Valuing lives instrumentally leads to uncomfortable conclusions

For me, basically every other question around effective altruism is less interesting than this basic one of moral obligation. (Scott Alexander)

In the spirit of focusing on the basic cruxes of EA, there’s only one conclusion that I find repugnant. It goes as follows:

  • P1: We should value outcomes according to the total welfare experienced in each outcome.

  • P2: People in poor countries have more difficult and immiserating lives than people in rich countries.[1]

  • C1: A person in a poor country whose life is saved experiences less welfare than a person in a rich country whose life is saved.

  • C2: All else equal, it is better to save the life of a rich country resident than a poor country resident.[2]

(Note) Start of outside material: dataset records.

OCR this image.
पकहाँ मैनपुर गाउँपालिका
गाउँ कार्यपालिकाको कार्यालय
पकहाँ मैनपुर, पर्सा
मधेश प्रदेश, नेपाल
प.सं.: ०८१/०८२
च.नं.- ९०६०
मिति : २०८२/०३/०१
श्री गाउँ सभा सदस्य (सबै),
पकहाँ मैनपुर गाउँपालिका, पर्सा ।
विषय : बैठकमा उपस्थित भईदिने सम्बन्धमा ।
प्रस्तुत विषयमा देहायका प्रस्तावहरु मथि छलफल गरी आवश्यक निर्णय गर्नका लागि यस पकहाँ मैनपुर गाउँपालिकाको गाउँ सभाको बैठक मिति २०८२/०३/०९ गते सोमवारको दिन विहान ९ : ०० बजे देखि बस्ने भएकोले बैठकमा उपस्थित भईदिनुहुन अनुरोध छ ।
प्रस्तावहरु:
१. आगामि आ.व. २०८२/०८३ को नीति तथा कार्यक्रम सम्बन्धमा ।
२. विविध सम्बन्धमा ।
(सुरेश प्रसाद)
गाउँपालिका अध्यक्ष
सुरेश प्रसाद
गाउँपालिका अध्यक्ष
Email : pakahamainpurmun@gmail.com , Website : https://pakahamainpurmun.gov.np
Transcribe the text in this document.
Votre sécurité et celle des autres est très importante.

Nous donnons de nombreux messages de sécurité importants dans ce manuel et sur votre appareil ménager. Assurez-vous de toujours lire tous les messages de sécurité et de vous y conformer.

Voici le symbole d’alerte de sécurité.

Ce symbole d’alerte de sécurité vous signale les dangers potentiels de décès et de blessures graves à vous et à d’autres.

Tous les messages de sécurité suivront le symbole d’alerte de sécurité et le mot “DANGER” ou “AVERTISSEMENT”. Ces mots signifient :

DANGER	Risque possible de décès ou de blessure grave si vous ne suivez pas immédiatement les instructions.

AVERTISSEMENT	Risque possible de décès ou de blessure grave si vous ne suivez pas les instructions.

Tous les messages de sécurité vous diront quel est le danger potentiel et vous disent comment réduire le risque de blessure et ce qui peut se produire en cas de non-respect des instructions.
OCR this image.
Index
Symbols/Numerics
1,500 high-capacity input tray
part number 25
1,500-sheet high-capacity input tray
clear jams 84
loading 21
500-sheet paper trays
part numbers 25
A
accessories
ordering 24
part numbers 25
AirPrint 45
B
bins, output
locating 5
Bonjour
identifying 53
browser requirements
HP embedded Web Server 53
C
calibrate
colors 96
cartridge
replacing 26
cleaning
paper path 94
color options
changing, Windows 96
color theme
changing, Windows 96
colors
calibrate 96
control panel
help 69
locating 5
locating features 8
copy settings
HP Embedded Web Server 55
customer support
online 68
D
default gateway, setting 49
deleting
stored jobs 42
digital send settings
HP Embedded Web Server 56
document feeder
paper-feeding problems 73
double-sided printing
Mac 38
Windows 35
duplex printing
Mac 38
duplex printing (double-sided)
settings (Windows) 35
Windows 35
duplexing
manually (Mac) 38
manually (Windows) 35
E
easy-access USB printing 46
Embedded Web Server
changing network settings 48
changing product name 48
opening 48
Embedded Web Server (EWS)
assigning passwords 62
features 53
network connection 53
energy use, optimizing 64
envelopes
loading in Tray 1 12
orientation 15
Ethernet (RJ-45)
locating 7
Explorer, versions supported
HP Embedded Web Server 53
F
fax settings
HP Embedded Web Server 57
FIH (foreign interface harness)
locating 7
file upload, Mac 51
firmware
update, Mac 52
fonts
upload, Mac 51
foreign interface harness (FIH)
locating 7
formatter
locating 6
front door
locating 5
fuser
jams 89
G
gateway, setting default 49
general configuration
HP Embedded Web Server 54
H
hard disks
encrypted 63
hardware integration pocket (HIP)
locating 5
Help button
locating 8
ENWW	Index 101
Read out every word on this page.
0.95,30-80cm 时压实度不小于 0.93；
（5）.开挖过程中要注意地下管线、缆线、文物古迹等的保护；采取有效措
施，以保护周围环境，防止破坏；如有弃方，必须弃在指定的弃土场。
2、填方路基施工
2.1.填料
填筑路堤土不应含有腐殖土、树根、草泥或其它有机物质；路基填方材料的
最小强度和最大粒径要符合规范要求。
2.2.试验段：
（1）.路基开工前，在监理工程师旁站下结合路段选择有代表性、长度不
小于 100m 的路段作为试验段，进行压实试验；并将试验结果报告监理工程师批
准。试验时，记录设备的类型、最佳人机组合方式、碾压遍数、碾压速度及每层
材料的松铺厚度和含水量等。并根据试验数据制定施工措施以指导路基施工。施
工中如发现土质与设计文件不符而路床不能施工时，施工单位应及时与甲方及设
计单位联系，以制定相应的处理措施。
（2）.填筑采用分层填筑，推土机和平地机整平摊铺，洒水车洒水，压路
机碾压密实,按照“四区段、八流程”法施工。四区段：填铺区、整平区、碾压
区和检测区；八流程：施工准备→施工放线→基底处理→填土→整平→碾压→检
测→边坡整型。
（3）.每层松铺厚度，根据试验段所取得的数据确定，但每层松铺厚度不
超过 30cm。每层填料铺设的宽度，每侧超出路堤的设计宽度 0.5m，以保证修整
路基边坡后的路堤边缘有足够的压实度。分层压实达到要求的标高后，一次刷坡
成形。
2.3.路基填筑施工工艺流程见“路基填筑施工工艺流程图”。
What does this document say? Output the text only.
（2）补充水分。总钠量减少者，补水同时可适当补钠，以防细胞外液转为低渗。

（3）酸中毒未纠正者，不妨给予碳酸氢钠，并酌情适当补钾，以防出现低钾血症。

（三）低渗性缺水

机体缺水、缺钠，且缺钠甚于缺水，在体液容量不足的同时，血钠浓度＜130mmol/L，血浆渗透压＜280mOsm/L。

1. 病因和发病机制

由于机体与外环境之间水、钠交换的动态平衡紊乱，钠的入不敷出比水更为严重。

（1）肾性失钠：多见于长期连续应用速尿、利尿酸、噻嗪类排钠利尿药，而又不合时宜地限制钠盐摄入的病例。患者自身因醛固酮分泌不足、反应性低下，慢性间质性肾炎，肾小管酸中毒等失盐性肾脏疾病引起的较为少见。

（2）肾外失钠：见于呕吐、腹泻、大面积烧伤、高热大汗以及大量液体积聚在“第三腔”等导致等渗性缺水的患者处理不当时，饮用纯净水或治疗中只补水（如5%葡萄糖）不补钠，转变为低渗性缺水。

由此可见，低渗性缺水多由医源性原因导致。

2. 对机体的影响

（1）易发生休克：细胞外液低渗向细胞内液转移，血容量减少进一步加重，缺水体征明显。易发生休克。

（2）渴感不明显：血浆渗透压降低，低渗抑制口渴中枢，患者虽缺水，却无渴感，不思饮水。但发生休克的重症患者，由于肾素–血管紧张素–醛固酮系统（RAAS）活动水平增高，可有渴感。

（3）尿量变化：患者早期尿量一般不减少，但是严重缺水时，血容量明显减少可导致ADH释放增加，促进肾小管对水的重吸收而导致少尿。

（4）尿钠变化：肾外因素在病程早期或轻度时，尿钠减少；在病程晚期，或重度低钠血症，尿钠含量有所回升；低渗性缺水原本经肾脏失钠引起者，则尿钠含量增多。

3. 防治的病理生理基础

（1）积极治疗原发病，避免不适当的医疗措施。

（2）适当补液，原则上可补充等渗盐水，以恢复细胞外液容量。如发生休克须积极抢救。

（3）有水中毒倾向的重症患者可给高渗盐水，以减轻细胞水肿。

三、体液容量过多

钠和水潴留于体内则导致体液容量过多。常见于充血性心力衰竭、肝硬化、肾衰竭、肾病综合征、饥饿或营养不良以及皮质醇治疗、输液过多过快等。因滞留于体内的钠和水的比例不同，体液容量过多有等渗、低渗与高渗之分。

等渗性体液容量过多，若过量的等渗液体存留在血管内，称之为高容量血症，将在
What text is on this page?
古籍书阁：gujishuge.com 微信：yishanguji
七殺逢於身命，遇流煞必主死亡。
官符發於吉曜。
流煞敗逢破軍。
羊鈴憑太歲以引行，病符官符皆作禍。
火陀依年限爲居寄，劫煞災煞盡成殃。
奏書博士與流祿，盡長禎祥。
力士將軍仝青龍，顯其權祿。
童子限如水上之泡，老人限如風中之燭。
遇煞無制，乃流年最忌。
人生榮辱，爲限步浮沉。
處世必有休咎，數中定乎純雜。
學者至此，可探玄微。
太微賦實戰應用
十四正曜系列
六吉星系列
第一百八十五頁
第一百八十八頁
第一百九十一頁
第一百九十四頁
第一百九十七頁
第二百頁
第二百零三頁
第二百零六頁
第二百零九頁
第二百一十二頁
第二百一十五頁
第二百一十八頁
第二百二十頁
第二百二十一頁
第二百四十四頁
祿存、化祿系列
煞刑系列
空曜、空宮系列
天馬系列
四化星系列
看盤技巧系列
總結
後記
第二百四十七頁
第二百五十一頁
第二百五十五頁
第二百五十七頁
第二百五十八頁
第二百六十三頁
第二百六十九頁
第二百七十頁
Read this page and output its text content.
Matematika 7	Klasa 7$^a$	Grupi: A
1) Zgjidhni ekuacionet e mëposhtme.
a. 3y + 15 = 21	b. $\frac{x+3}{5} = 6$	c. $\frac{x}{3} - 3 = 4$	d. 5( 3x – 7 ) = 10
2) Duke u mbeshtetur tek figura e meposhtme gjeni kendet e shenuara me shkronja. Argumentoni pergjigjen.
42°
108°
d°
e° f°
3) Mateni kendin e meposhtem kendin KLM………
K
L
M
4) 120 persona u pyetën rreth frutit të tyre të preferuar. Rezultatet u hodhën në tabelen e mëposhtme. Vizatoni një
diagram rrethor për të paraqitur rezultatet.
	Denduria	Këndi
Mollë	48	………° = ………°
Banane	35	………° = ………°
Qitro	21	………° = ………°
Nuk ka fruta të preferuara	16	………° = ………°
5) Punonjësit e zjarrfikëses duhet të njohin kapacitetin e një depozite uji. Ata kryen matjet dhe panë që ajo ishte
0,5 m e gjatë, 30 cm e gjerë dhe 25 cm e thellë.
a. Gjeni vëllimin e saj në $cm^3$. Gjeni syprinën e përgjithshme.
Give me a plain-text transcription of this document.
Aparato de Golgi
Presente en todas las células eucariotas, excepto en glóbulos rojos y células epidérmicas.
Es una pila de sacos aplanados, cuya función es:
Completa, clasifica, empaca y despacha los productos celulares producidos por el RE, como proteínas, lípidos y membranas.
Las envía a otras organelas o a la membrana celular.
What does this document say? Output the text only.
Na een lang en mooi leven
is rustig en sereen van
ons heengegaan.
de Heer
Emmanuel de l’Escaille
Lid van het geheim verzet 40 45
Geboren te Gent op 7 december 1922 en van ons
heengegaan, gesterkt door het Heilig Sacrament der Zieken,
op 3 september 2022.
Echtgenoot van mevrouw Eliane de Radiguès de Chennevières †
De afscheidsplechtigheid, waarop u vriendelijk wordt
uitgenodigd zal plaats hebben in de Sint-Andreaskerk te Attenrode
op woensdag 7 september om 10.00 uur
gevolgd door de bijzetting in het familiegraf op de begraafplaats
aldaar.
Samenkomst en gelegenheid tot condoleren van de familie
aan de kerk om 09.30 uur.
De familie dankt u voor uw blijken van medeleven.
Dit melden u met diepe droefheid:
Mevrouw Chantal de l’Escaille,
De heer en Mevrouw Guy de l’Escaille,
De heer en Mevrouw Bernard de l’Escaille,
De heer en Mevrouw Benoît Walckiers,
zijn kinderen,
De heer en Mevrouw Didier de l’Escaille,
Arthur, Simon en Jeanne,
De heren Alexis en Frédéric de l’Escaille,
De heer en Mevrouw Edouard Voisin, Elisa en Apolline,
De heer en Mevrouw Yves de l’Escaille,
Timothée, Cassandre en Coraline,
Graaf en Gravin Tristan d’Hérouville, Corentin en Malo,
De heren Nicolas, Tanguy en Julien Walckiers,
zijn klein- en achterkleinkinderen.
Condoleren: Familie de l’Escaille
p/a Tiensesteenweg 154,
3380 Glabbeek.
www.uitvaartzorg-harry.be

All else equal is obviously an enormous caveat and the reason why in practice we do not actually prioritize interventions in the US over those in India. It is much cheaper and easier to save lives in poor countries, because the causes of death are more preventable.

But I find the conclusion disturbing nonetheless, and as far as I can tell, this is a conclusion of any strain of utilitarianism (except preference utilitarianism). If we could save a life in the US for the same cost as a life in India, would we really prioritize that because a life in the US is happier than a life in India? What if it cost slightly more?

These cross-country comparisons can get even more disturbing if you think about them more. Nick Beckstead:

“To take another example, saving lives in poor countries may have significantly smaller ripple effects (on the long-term future) than saving and improving lives in rich countries. Why? Richer countries have substantially more innovation, and their workers are much more economically productive. By ordinary standards—at least by ordinary enlightened humanitarian standards—saving and improving lives in rich countries is about equally as important as saving and improving lives in poor countries, provided lives are improved by roughly comparable amounts. But it now seems more plausible to me that saving a life in a rich country is substantially more important than saving a life in a poor country, other things being equal.”

This is a different route to the same conclusion, and it’s even less palatable. If we value saving lives instrumentally—as ripple effects for the far future, or as ways to deliver positive life experiences—then we cannot escape the conclusion that some lives are more valuable to save than others.


  1. ↩︎

    This is sometimes taken as an implication of the literature showing that under revealed preferences, poor countries have a lower value of statistical life (VSL) than rich countries. This is inaccurate: since VSL = (utility of life)/​(utility of money), a low VSL can come from a low utility of life, or from a high utility of money in poor countries. Rather, this premise is more justified by subjective wellbeing measures.

  2. ↩︎

    You can make a symmetric argument showing that it is better to save the life of an able-bodied person as opposed to a disabled person. That feels repugnant in the same ways as this argument does.